La crainte inspirée à certains ressortissants européens par la crise des migrants qui frappe l’Europe aujourd’hui et qui favorise la montée des partis extrémistes, témoigne de la possibilité connexe de l’existence d’une fabrication purement individuelle de l’ennemi conduite par l’ignorance ; la différence engendrant l’intolérance. Il ne serait pas légitime d’énoncer que la crainte inspirée par l’arrivée massive de réfugiés politiques émane uniquement des entités étatiques. Cette construction ne peut pas systématiquement être imputable à un gouvernement, elle peut résulter d’une peur personnelle de celui que Pierre Conesa appelle très justement « l’Autre » (p. 168).
Il est possible de regretter l’absence dans cet ouvrage d’une mention de la nouvelle forme d’ennemi incarnée par les cyber attaques. Aucun chapitre n’est consacré non plus à l’illustration concrète de la manière dont la propagande est diffusée au sein de la société. L’étude par exemple de l’emploi d’un vocabulaire particulièrement dénigrant dont les exemples ne manquent pas, la diffusion d’idées souvent erronées sur les ambitions supposées du rival ou encore la détection des réels enjeux de certains conflits. Il aurait été possible de mentionner l’importance considérable des intérêts économiques dans le choix de l’ennemi. Cela est notamment visible avec la politique des États-Unis vis-à-vis de l’Iran, contrairement à l’attitude adoptée face à l’Arabie saoudite.
L’auteur a le mérite de proposer une réflexion englobant en tant que conséquence logique la possibilité de déconstruction de ce même ennemi, qui n’est autre finalement qu’un « objet politique » (p. 25). Cette idée représente l’apport principal de cet ouvrage : il est aujourd’hui réalisable pour un État de prospérer sans ennemi(s). La Suisse en constitue l’exemple le plus pertinent. Indépendamment de la sensibilisation autour des procédés existants historiquement à l’image de l’amnistie, de la réconciliation ou de procès internationaux pour ne citer qu’eux, il est pertinent de promouvoir l’instauration et la promotion de la reconnaissance officielle de la fin du conflit. Cela permet la fin de l’hostilité réciproque existante parmi les belligérants et que cette dernière soit définitivement dissoute et ne risque pas de ressurgir malgré l’instauration d’un cessez-le-feu. Il est important que le conflit soit reconnu en tant que tel et que son jugement permette l’instauration d’une existence pacifique durable entre les États. L’évocation à ce sujet du fonctionnement des tribunaux internationaux, temporaires ou permanents, paraît pertinente. Enfin, il s’agit de mettre en avant qu’il n’est pas évident de vivre sans ennemi mais que cela est néanmoins possible et surtout souhaitable.

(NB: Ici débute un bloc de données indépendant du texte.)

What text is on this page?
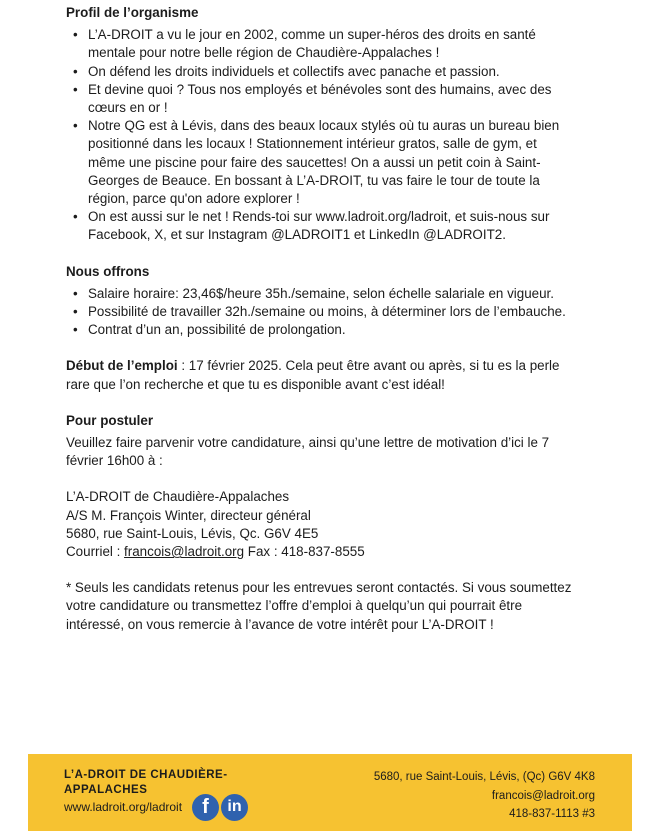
Profil de l’organisme
• L’A-DROIT a vu le jour en 2002, comme un super-héros des droits en santé
mentale pour notre belle région de Chaudière-Appalaches !
• On défend les droits individuels et collectifs avec panache et passion.
• Et devine quoi ? Tous nos employés et bénévoles sont des humains, avec des
cœurs en or !
• Notre QG est à Lévis, dans des beaux locaux stylés où tu auras un bureau bien
positionné dans les locaux ! Stationnement intérieur gratos, salle de gym, et
même une piscine pour faire des saucettes! On a aussi un petit coin à Saint-
Georges de Beauce. En bossant à L’A-DROIT, tu vas faire le tour de toute la
région, parce qu'on adore explorer !
• On est aussi sur le net ! Rends-toi sur www.ladroit.org/ladroit, et suis-nous sur
Facebook, X, et sur Instagram @LADROIT1 et LinkedIn @LADROIT2.
Nous offrons
• Salaire horaire: 23,46$/heure 35h./semaine, selon échelle salariale en vigueur.
• Possibilité de travailler 32h./semaine ou moins, à déterminer lors de l’embauche.
• Contrat d’un an, possibilité de prolongation.

Début de l’emploi : 17 février 2025. Cela peut être avant ou après, si tu es la perle
rare que l’on recherche et que tu es disponible avant c’est idéal!

Pour postuler

Veuillez faire parvenir votre candidature, ainsi qu’une lettre de motivation d’ici le 7
février 16h00 à :

L’A-DROIT de Chaudière-Appalaches
A/S M. François Winter, directeur général
5680, rue Saint-Louis, Lévis, Qc. G6V 4E5
Courriel : francois@ladroit.org Fax : 418-837-8555

* Seuls les candidats retenus pour les entrevues seront contactés. Si vous soumettez
votre candidature ou transmettez l’offre d’emploi à quelqu’un qui pourrait être
intéressé, on vous remercie à l’avance de votre intérêt pour L’A-DROIT !

L’A-DROIT DE CHAUDIÈRE-
APPALACHES
www.ladroit.org/ladroit	f	in
5680, rue Saint-Louis, Lévis, (Qc) G6V 4K8
francois@ladroit.org
418-837-1113 #3
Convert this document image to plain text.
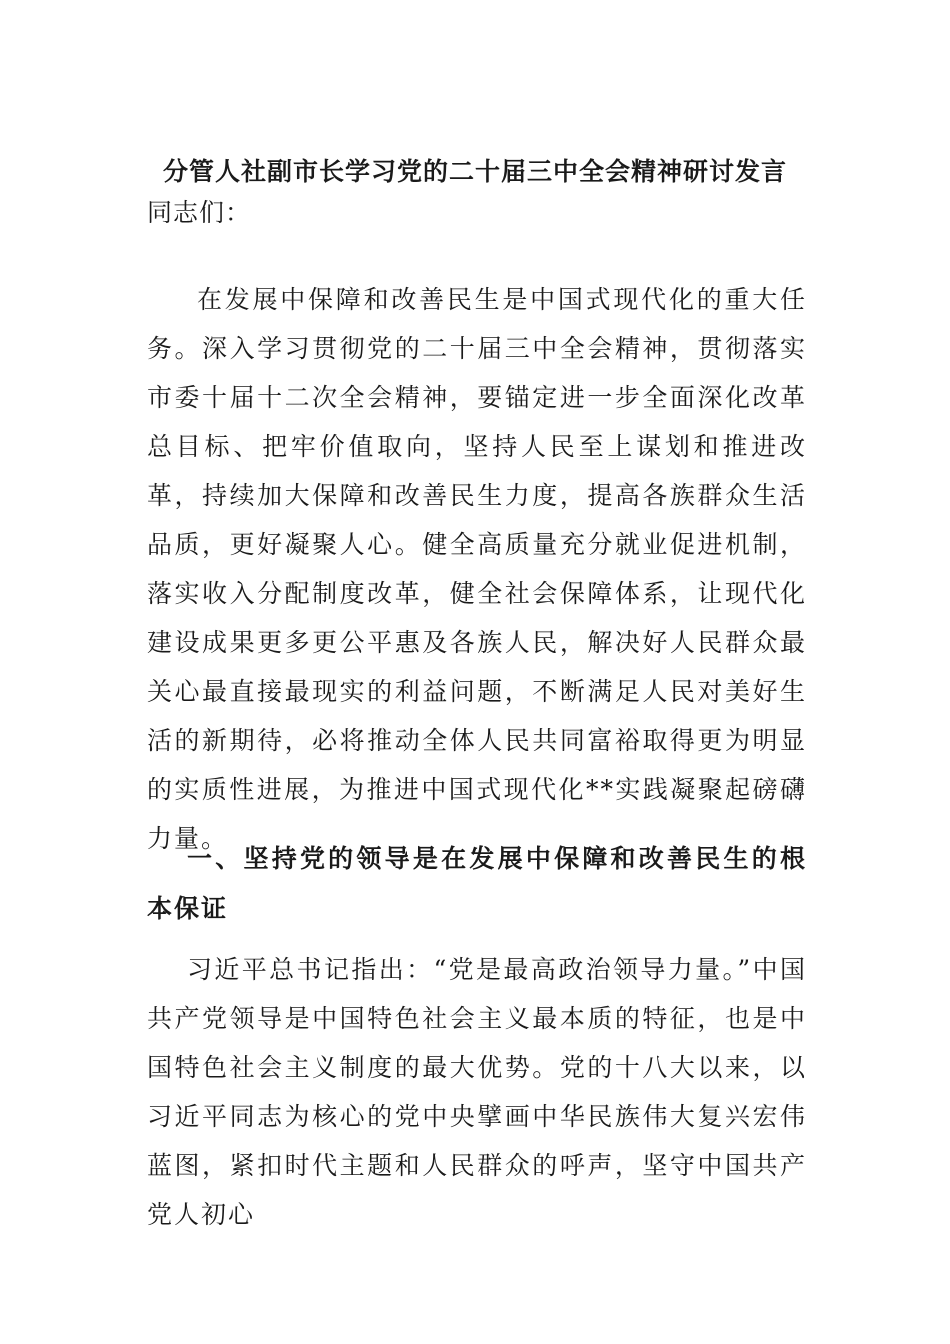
分管人社副市长学习党的二十届三中全会精神研讨发言
同志们：
在发展中保障和改善民生是中国式现代化的重大任务。深入学习贯彻党的二十届三中全会精神，贯彻落实市委十届十二次全会精神，要锚定进一步全面深化改革总目标、把牢价值取向，坚持人民至上谋划和推进改革，持续加大保障和改善民生力度，提高各族群众生活品质，更好凝聚人心。健全高质量充分就业促进机制，落实收入分配制度改革，健全社会保障体系，让现代化建设成果更多更公平惠及各族人民，解决好人民群众最关心最直接最现实的利益问题，不断满足人民对美好生活的新期待，必将推动全体人民共同富裕取得更为明显的实质性进展，为推进中国式现代化**实践凝聚起磅礴力量。
一、坚持党的领导是在发展中保障和改善民生的根本保证
习近平总书记指出：“党是最高政治领导力量。”中国共产党领导是中国特色社会主义最本质的特征，也是中国特色社会主义制度的最大优势。党的十八大以来，以习近平同志为核心的党中央擘画中华民族伟大复兴宏伟蓝图，紧扣时代主题和人民群众的呼声，坚守中国共产党人初心
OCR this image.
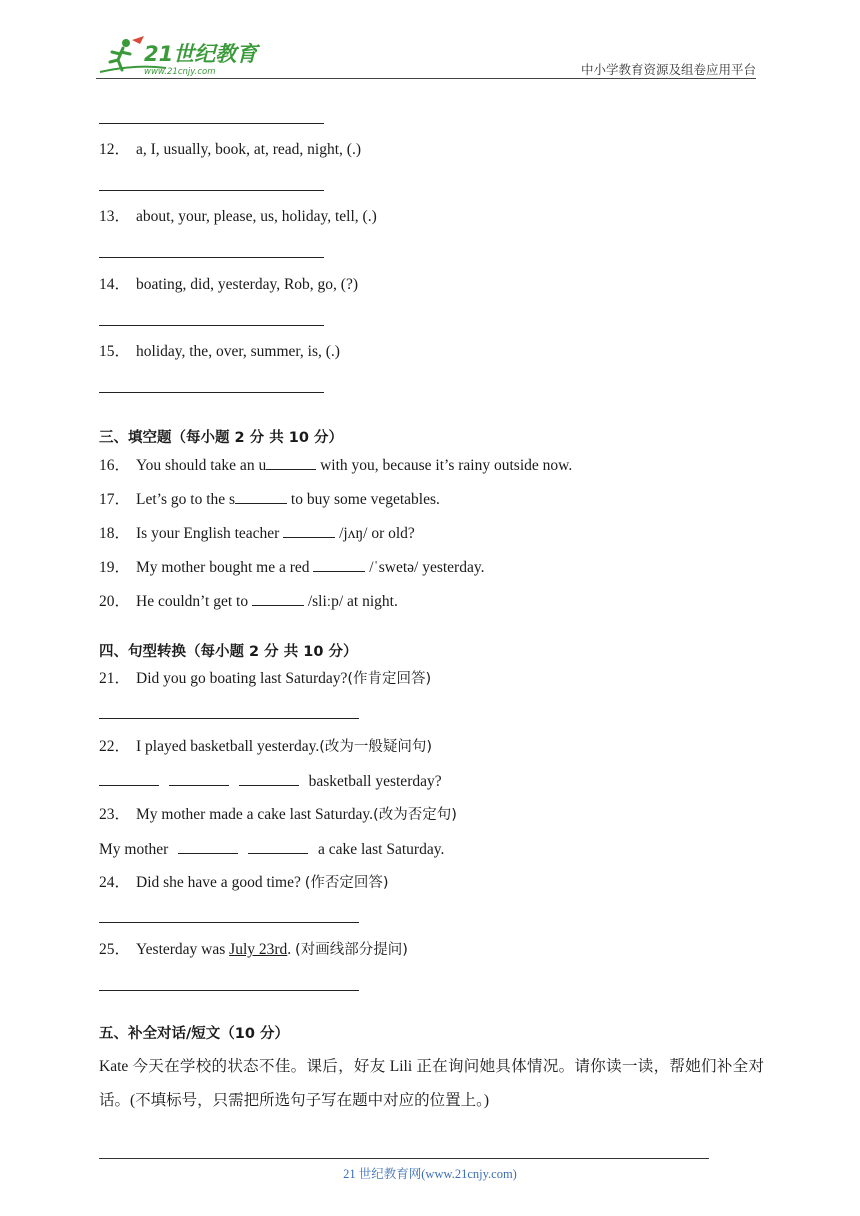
21世纪教育
www.21cnjy.com	中小学教育资源及组卷应用平台
12． a, I, usually, book, at, read, night, (.)
13． about, your, please, us, holiday, tell, (.)
14． boating, did, yesterday, Rob, go, (?)
15． holiday, the, over, summer, is, (.)
三、填空题（每小题 2 分 共 10 分）
16． You should take an u	with you, because it’s rainy outside now.
17． Let’s go to the s	to buy some vegetables.
18． Is your English teacher	/jʌŋ/ or old?
19． My mother bought me a red	/ˈswetə/ yesterday.
20． He couldn’t get to	/sliːp/ at night.
四、句型转换（每小题 2 分 共 10 分）
21． Did you go boating last Saturday?(作肯定回答)
22． I played basketball yesterday.(改为一般疑问句)
basketball yesterday?
23． My mother made a cake last Saturday.(改为否定句)
My mother	a cake last Saturday.
24． Did she have a good time? (作否定回答)
25． Yesterday was July 23rd. (对画线部分提问)
五、补全对话/短文（10 分）
Kate 今天在学校的状态不佳。课后，好友 Lili 正在询问她具体情况。请你读一读，帮她们补全对话。(不填标号，只需把所选句子写在题中对应的位置上。)
21 世纪教育网(www.21cnjy.com)
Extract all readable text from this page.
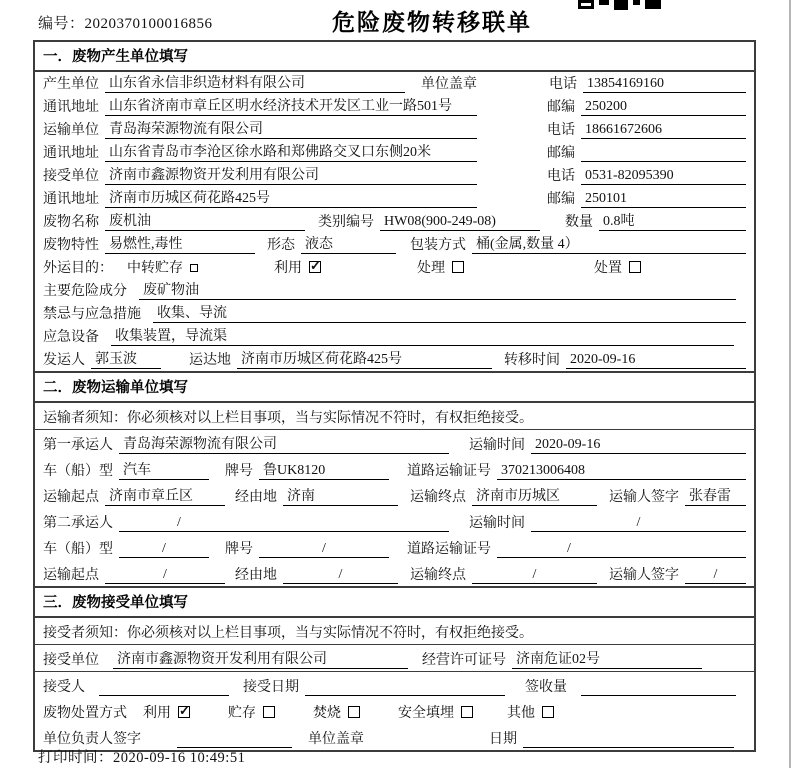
编号：2020370100016856	危险废物转移联单
一．废物产生单位填写
产生单位 山东省永信非织造材料有限公司	单位盖章	电话 13854169160
通讯地址 山东省济南市章丘区明水经济技术开发区工业一路501号	邮编 250200
运输单位 青岛海荣源物流有限公司	电话 18661672606
通讯地址 山东省青岛市李沧区徐水路和郑佛路交叉口东侧20米	邮编
接受单位 济南市鑫源物资开发利用有限公司	电话 0531-82095390
通讯地址 济南市历城区荷花路425号	邮编 250101
废物名称 废机油	类别编号 HW08(900-249-08)	数量 0.8吨
废物特性 易燃性,毒性	形态 液态	包装方式 桶(金属,数量 4）
外运目的： 中转贮存	利用 ✓	处理	处置
主要危险成分 废矿物油
禁忌与应急措施 收集、导流
应急设备 收集装置，导流渠
发运人 郭玉波	运达地 济南市历城区荷花路425号	转移时间 2020-09-16
二．废物运输单位填写
运输者须知：你必须核对以上栏目事项，当与实际情况不符时，有权拒绝接受。
第一承运人 青岛海荣源物流有限公司	运输时间 2020-09-16
车（船）型 汽车	牌号 鲁UK8120	道路运输证号 370213006408
运输起点 济南市章丘区	经由地 济南	运输终点 济南市历城区	运输人签字 张春雷
第二承运人	/	运输时间	/
车（船）型	/	牌号	/	道路运输证号	/
运输起点	/	经由地	/	运输终点	/	运输人签字	/
三．废物接受单位填写
接受者须知：你必须核对以上栏目事项，当与实际情况不符时，有权拒绝接受。
接受单位 济南市鑫源物资开发利用有限公司	经营许可证号 济南危证02号
接受人	接受日期	签收量
废物处置方式 利用 ✓	贮存	焚烧	安全填埋	其他
单位负责人签字	单位盖章	日期
打印时间：2020-09-16 10:49:51
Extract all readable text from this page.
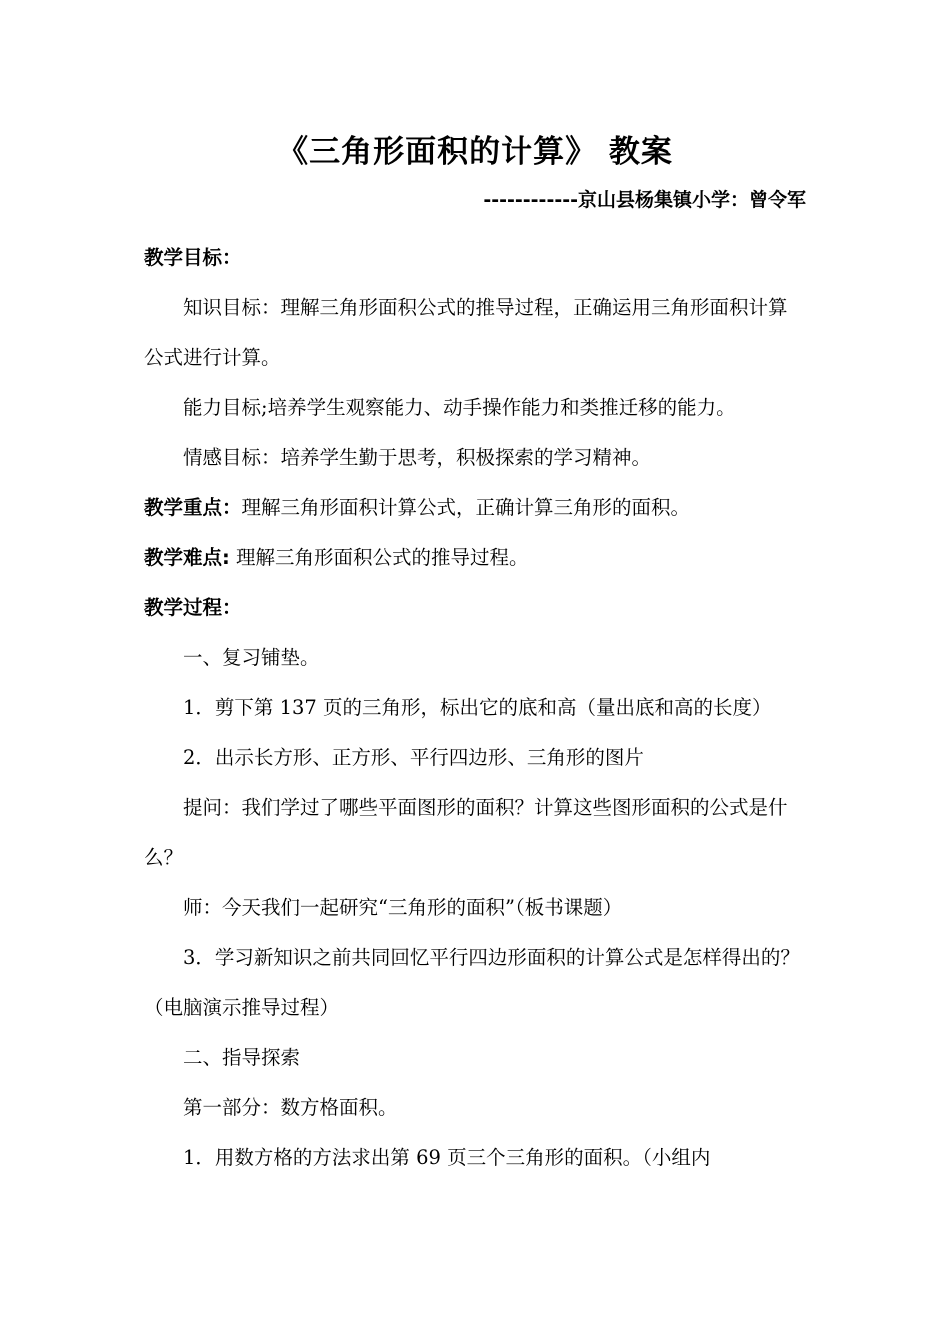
《三角形面积的计算》 教案
------------京山县杨集镇小学：曾令军

教学目标：

知识目标：理解三角形面积公式的推导过程，正确运用三角形面积计算公式进行计算。

能力目标;培养学生观察能力、动手操作能力和类推迁移的能力。

情感目标：培养学生勤于思考，积极探索的学习精神。

教学重点：理解三角形面积计算公式，正确计算三角形的面积。

教学难点: 理解三角形面积公式的推导过程。

教学过程：

一、复习铺垫。

1．剪下第 137 页的三角形，标出它的底和高（量出底和高的长度）

2．出示长方形、正方形、平行四边形、三角形的图片

提问：我们学过了哪些平面图形的面积？计算这些图形面积的公式是什么？

师：今天我们一起研究“三角形的面积”（板书课题）

3．学习新知识之前共同回忆平行四边形面积的计算公式是怎样得出的？（电脑演示推导过程）

二、指导探索

第一部分：数方格面积。

1．用数方格的方法求出第 69 页三个三角形的面积。（小组内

Il paraît légitime de mettre en perspective la pensée de Pierre Conesa avec l’instauration dans le droit commun français de l’État d’urgence le 3 octobre 2017. Il s’agit d’une décision gouvernementale de reconnaître juridiquement une menace étatique aux termes officiels plus qu’explicites. L’opération Sentinelle a provoqué un sentiment de peur constante normalisé et les campagnes de sensibilisation et de prévention diffusées peuvent être perçues comme une forme de volonté d’adhésion de l’opinion publique à l’engagement de la France dans des guerres controversées telles que celle en Syrie contre l’État islamique.